Langsung ke konten utama

Kirani dan Bandung

Siang itu, di bawah teriknya matahari yang menghiasi Alun-Alun Kota Bandung aku melihatnya untuk pertama kali. Dia Kirani, gadis cantik yang tak pernah lupa menggantungkan kamera dileher jenjangnya itu berhasil menarik perhatianku. Lalu entah untuk alasan apa tiba-tiba detak jantungku seperti tak bekerja dengan normal ketika aku melihat gadis itu mendekat ke arahku.

“Hai,” seolah tanpa ada rasa bersalah sudah membuat detak jantungku berdetak berlebihan dia menyapaku.

“Oh, hai,” balasku gugup.

“Boleh aku duduk di sini? Spotnya bagus untuk mengambil foto.”

Aku hanya mengangguk menanggapinya, entahlah hanya itu rasanya yang bisa kulakukan. Sampai akhirnya dia pun sibuk membidik setiap objek yang ada di depannya dengan kameranya itu dan dia akan tersenyum puas setiap kali melihat hasil bidikannya. Lalu senyumnya itu pun berhasil mengalihkan duniaku.

“Kau menyukai fotografi?” Entah keberanian dari mana tiba-tiba saja mulutku bergerak dan bertanya padanya.

“Iya, kata teman-temanku kota Bandung punya nilai seni yang bagus untuk dijadikan sebuah objek foto.”

“Kau bukan orang Bandung?” Tanyaku sedikit ragu.
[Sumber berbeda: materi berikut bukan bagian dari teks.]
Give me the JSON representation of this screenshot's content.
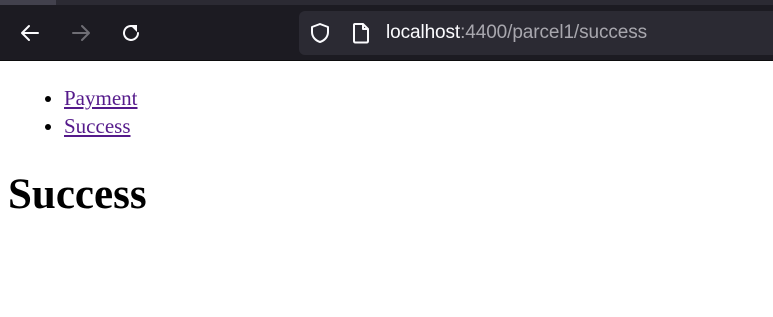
{
  "browser": {
    "url_host": "localhost",
    "url_rest": ":4400/parcel1/success",
    "icons": {
      "back": "arrow-left-icon",
      "forward": "arrow-right-icon",
      "reload": "reload-icon",
      "security": "shield-icon",
      "page": "page-icon"
    }
  },
  "page": {
    "links": [
      "Payment",
      "Success"
    ],
    "title": "Success"
  },
  "colors": {
    "toolbar_bg": "#1c1b22",
    "urlbar_bg": "#2b2a33",
    "visited_link": "#551a8b"
  }
}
Dia hanya menggelengkan kepalanya dan kembali sibuk dengan kameranya.

“Aku bisa menjadi tour guide-mu selama kau di sini,” oh Damar apa yang kau pikirkan. Tolong jangan salahkan aku, salahkan mulutku yang tak tahu diri ini. Berani-beraninya menawarkan diri menjadi tour guide pada orang yang bahkan tak saling kenal sama sekali. Gadis itu pun kini menatapku dengan tatapan yang sulit aku mengerti. Aku sendiri gugup menanti jawabannya mengingat aku dan dia saja bahkan belum saling memperkenalkan diri. Tapi tiba-tiba senyum merekah di bibir indahnya.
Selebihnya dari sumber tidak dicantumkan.